Jared Leto, c'est aussi l'auteur-compositeur-chanteur-interprète du groupe 30 Seconds to Mars. Pour aller l'entendre en concert, que ce soit à Londres ou à Paris, Alexander pouvait passer la nuit entière sur le trottoir, dans le froid, sans boire et sans manger. Il aurait facilement pu obtenir des places gratuites et se trouver aux premières loges, mais, le plus possible, il refusait les privilèges et voulait vivre sa vie en tant qu'Alexander, et non à titre de membre de la famille de...


Alexander n'avait pas de iPod ; il avait deux lecteurs de musique d'une autre marque quelconque ; l'un contenait toute la musique de Freddie Mercury, et uniquement celle de Freddie, et l'autre contenait toute la musique de 30 Seconds to Mars, et uniquement celle-là. 

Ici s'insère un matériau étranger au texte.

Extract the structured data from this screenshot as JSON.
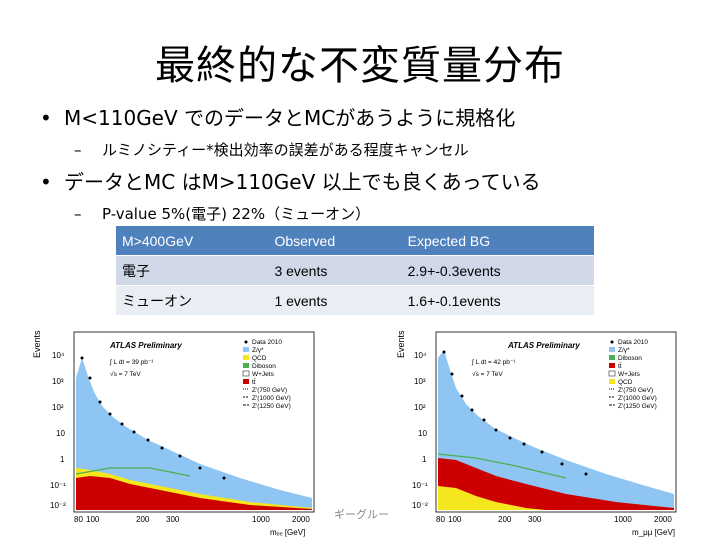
{
  "title": "最終的な不変質量分布",
  "bullets": [
    {
      "text": "M<110GeV でのデータとMCがあうように規格化",
      "sub": "ルミノシティー*検出効率の誤差がある程度キャンセル"
    },
    {
      "text": "データとMC はM>110GeV 以上でも良くあっている",
      "sub": "P-value 5%(電子) 22%（ミューオン）"
    }
  ],
  "table": {
    "headers": [
      "M>400GeV",
      "Observed",
      "Expected BG"
    ],
    "rows": [
      [
        "電子",
        "3 events",
        "2.9+-0.3events"
      ],
      [
        "ミューオン",
        "1 events",
        "1.6+-0.1events"
      ]
    ]
  },
  "plots": [
    {
      "atlas": "ATLAS Preliminary",
      "lumi": "∫ L dt = 39 pb⁻¹",
      "energy": "√s = 7 TeV",
      "ylabel": "Events",
      "xlabel": "mₑₑ [GeV]",
      "yticks": [
        "10⁴",
        "10³",
        "10²",
        "10",
        "1",
        "10⁻¹",
        "10⁻²"
      ],
      "xticks": [
        "80",
        "100",
        "200",
        "300",
        "1000",
        "2000"
      ],
      "legend": [
        "Data 2010",
        "Z/γ*",
        "QCD",
        "Diboson",
        "W+Jets",
        "tt̄",
        "Z′(750 GeV)",
        "Z′(1000 GeV)",
        "Z′(1250 GeV)"
      ]
    },
    {
      "atlas": "ATLAS Preliminary",
      "lumi": "∫ L dt = 42 pb⁻¹",
      "energy": "√s = 7 TeV",
      "ylabel": "Events",
      "xlabel": "m_μμ [GeV]",
      "yticks": [
        "10⁴",
        "10³",
        "10²",
        "10",
        "1",
        "10⁻¹",
        "10⁻²"
      ],
      "xticks": [
        "80",
        "100",
        "200",
        "300",
        "1000",
        "2000"
      ],
      "legend": [
        "Data 2010",
        "Z/γ*",
        "Diboson",
        "tt̄",
        "W+Jets",
        "QCD",
        "Z′(750 GeV)",
        "Z′(1000 GeV)",
        "Z′(1250 GeV)"
      ]
    }
  ],
  "watermark": "ギーグルー",
  "colors": {
    "table_header": "#4f81bd",
    "row1": "#d0d8e8",
    "row2": "#e9edf4",
    "zgamma": "#8ec5f2",
    "ttbar": "#cc0000",
    "qcd": "#f5e61e",
    "diboson": "#4caf50",
    "wjets": "#ffffff"
  }
}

Quand il a rencontré Jared Leto, après l'un de ses spectacles à Londres, Alexander a fait allusion à son rôle d'Héphaistion. Jared Leto lui a répondu qu'il n'était plus Héphaistion mais que pour lui, il le resterait.




« 30 Seconds To Mars est le premier groupe autorisé à tourner dans la Cité interdite. Un fois l'idée prise au sérieux par leur manager, le groupe s'envole pour la Chine pour filmer son clip en seulement trois jours. Leur équipe tourne de jour comme de nuit car le palais ne peut être éternellement fermé aux touristes.
Derrière la caméra, la réalisation du clip revient à Bartolemew Cubbins, comme pour une majorité des clips du groupe. Les ambitions des musiciens volent hauts, car le clip du single suivant fut tourné au Groenland. » Wikipédia

Ce que ne dit pas l'article de Wikipédia, c'est que le réalisateur de ce clip et des autres clips du groupe, ce Bartolemew Cubbins, c'est un pseudonyme de... Jared Leto.